The neural basis for understanding imitation-induced musical meaning: The role of the human mirror system.

Music can convey meanings by imitating phenomena of the extramusical world, and these imitation-induced musical meanings can be understood by listeners. Although the human mirror system (HMS) is implicated in imitation, little is known about the HMS's role in making sense of meaning that derives from musical imitation. To answer this question, we used fMRI to examine listeners' brain activities during the processing of imitation-induced musical meaning with a cross-modal semantic priming paradigm. Eleven normal individuals and 11 individuals with congenital amusia, a neurodevelopmental disorder of musical processing, participated in the experiment. Target pictures with either an upward or downward movement were primed by semantically congruent or incongruent melodic sequences characterized by the direction of pitch change (upward or downward). When contrasting the incongruent with the congruent condition between the two groups, we found greater activations in the left supramarginal gyrus/inferior parietal lobule and inferior frontal gyrus in normals but not in amusics.
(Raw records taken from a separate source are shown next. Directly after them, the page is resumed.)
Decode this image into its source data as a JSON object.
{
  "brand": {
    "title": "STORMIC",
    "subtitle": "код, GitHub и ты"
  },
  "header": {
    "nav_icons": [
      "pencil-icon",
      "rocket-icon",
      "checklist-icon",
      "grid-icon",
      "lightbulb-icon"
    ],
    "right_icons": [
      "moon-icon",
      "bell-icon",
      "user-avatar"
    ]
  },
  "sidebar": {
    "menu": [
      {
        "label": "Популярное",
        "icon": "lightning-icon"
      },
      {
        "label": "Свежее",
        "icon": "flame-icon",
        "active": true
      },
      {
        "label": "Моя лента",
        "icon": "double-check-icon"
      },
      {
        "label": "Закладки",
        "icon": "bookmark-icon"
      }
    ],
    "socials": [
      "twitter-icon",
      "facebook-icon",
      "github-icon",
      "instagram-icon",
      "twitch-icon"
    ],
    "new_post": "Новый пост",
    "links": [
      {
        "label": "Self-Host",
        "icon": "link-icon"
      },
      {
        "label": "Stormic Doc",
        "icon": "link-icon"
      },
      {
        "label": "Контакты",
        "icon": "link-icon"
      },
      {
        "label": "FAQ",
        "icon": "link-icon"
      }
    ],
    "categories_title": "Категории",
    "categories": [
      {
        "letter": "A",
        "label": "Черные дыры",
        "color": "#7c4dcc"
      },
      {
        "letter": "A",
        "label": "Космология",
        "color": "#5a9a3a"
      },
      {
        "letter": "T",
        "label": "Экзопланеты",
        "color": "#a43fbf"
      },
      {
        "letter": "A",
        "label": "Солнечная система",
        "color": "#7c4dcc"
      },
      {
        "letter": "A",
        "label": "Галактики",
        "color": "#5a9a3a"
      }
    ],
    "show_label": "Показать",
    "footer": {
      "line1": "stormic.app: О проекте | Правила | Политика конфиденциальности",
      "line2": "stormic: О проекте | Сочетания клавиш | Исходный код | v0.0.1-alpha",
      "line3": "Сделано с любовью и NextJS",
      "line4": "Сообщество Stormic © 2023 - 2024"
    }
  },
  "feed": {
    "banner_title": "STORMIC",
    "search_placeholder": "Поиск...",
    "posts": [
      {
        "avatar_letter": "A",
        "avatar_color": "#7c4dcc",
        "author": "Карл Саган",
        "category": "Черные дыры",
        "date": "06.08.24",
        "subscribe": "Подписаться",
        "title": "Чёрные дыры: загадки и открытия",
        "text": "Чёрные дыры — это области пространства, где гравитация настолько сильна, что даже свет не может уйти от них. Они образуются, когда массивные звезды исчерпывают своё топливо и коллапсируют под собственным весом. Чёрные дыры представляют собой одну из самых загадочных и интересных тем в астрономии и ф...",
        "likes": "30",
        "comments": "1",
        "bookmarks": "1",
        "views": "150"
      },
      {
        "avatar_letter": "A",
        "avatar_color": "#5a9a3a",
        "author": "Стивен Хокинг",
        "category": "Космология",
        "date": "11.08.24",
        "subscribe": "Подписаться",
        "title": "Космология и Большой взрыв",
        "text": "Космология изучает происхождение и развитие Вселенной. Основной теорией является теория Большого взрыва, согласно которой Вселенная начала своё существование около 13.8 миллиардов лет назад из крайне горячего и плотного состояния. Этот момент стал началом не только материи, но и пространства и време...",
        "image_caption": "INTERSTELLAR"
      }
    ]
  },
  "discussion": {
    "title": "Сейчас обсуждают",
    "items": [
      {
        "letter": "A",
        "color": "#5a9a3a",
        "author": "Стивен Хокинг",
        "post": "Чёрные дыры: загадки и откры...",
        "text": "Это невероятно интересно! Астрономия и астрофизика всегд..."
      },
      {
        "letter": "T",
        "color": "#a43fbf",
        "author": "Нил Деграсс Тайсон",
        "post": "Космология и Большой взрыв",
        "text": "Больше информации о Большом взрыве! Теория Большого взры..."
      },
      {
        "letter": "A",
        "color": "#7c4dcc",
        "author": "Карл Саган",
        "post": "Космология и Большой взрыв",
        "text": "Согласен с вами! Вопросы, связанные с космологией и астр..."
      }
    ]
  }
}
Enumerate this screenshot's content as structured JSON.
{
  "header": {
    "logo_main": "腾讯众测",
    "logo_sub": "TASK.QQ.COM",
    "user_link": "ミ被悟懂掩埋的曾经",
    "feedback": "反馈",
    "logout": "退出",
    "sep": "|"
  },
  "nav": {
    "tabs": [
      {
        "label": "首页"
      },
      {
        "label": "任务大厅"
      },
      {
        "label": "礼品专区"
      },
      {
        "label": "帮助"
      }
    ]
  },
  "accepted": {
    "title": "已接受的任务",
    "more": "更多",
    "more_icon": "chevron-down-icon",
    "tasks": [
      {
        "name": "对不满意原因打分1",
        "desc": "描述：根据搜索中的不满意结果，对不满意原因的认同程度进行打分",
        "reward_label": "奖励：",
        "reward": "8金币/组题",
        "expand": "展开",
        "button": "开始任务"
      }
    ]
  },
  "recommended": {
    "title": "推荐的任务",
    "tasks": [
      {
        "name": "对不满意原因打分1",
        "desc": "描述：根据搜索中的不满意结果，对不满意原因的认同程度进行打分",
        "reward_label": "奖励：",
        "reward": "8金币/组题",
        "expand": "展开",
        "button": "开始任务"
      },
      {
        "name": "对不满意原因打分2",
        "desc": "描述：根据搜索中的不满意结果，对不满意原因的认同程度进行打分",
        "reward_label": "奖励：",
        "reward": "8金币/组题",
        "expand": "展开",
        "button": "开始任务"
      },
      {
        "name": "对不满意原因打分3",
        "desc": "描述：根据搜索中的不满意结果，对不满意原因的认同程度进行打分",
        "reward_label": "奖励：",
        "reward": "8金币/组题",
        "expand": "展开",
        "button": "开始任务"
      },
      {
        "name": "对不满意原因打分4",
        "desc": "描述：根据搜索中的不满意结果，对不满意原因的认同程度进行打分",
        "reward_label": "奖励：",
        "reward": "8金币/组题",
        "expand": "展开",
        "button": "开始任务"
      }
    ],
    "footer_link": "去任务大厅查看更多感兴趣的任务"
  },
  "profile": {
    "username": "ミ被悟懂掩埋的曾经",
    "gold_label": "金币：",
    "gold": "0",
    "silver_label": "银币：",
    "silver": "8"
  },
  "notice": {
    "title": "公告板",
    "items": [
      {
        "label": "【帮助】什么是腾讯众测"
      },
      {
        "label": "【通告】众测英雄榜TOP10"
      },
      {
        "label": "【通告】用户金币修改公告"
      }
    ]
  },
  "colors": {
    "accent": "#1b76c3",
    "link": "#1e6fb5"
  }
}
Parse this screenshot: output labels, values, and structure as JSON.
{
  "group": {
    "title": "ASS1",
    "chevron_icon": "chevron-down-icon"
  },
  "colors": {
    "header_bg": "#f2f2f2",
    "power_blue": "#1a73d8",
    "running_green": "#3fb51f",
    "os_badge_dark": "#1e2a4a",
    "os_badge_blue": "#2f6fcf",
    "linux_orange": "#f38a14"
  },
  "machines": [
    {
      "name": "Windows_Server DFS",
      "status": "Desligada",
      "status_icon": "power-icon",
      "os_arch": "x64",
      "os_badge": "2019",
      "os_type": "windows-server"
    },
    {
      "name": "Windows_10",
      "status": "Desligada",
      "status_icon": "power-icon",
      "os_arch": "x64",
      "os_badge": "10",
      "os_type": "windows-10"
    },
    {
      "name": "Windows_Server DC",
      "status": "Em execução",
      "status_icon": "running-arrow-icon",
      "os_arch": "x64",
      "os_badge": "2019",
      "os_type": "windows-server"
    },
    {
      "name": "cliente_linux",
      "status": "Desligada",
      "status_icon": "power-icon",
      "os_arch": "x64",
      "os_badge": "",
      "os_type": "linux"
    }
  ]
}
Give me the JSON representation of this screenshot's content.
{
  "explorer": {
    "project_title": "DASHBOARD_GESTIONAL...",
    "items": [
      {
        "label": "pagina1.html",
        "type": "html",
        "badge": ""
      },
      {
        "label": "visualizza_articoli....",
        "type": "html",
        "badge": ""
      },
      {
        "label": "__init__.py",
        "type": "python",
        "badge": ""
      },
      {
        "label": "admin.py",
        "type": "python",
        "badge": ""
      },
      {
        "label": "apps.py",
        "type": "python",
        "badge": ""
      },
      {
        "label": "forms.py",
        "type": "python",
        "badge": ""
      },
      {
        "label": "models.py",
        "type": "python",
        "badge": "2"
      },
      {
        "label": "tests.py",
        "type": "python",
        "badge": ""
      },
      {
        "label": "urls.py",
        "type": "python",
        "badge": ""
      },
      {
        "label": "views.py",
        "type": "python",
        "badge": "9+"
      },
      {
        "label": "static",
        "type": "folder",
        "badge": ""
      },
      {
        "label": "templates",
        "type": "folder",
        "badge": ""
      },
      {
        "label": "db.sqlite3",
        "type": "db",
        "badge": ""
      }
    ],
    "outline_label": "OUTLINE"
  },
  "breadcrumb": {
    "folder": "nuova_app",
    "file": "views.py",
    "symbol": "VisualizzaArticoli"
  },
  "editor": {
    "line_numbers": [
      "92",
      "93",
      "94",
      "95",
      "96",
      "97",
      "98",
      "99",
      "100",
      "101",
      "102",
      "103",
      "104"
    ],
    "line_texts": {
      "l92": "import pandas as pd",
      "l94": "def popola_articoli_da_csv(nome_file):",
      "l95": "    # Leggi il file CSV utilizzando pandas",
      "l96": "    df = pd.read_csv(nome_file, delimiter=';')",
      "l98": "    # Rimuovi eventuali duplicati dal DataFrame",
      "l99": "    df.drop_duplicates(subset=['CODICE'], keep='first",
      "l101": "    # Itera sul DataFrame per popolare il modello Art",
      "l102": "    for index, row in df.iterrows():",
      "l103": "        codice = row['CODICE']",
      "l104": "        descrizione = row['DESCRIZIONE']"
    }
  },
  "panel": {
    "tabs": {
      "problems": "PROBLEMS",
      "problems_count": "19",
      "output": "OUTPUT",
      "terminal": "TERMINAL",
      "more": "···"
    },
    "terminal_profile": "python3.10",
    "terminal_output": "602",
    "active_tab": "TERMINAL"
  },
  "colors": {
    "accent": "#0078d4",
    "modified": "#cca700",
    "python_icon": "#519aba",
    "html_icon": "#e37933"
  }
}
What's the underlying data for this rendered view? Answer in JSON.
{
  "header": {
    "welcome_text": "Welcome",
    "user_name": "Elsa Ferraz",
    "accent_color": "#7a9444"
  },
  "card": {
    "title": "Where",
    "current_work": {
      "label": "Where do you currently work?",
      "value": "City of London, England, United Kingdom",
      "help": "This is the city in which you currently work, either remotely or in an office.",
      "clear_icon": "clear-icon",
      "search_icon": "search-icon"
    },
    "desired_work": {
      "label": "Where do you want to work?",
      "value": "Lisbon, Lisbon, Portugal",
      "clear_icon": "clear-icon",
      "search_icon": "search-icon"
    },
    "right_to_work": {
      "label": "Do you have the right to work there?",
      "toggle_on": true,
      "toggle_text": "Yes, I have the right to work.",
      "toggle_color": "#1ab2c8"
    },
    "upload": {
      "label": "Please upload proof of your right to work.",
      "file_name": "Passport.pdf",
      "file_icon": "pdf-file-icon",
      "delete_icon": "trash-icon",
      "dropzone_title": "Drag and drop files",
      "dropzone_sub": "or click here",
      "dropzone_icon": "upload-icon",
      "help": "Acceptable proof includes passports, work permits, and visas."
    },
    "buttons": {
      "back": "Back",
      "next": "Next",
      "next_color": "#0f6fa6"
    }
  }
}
The implications of these findings in terms of the role of the HMS in understanding imitation-induced musical meaning are discussed.

Musical training modulates the early but not the late stage of rhythmic syntactic processing.

Syntactic processing is essential for musical understanding. Although the processing of harmonic syntax has been well studied, very little is known about the neural mechanisms underlying rhythmic syntactic processing. The present study investigated the neural processing of rhythmic syntax and whether and to what extent long-term musical training impacts such processing. Fourteen musicians and 14 nonmusicians listened to syntactic-regular or syntactic-irregular rhythmic sequences and judged the completeness of these sequences. Nonmusicians, as well as musicians, showed a P600 effect to syntactic-irregular endings, indicating that musical exposure and perceptual learning of music are sufficient to enable nonmusicians to process rhythmic syntax at the late stage. However, musicians, but not nonmusicians, also exhibited an early right anterior negativity (ERAN) response to syntactic-irregular endings, which suggests that musical training only modulates the early but not the late stage of rhythmic syntactic processing. These findings revealed for the first time the neural mechanisms underlying the processing of rhythmic syntax in music, which has important implications for theories of hierarchically organized music cognition and comparative studies of syntactic processing in music and language.

Neural differences between the processing of musical meaning conveyed by direction of pitch change and natural music in congenital amusia.

Music is a unique communication system for human beings. Iconic musical meaning is one dimension of musical meaning, which emerges from musical information resembling sounds of objects, qualities of objects, or qualities of abstract concepts. The present study investigated whether congenital amusia, a disorder of musical pitch perception, impacts the processing of iconic musical meaning. With a cross-modal semantic priming paradigm, target images were primed by semantically congruent or incongruent musical excerpts, which were characterized by direction (upward or downward) of pitch change (Experiment 1), or were selected from natural music (Experiment 2). Twelve Mandarin-speaking amusics and 12 controls performed a recognition (implicit) and a semantic congruency judgment (explicit) task while their EEG waveforms were recorded. Unlike controls, amusics failed to elicit an N400 effect when musical meaning was represented by direction of pitch change, regardless of the nature of the tasks (implicit versus explicit). However, the N400 effect in response to musical meaning in natural musical excerpts was observed for both the groups in both types of tasks. These results indicate that amusics are able to process iconic musical meaning through multiple acoustic cues in natural musical excerpts, but not through the direction of pitch change. This is the first study to investigate the processing of musical meaning in congenital amusia, providing evidence in support of the "melodic contour deafness hypothesis" with regard to iconic musical meaning processing in this disorder.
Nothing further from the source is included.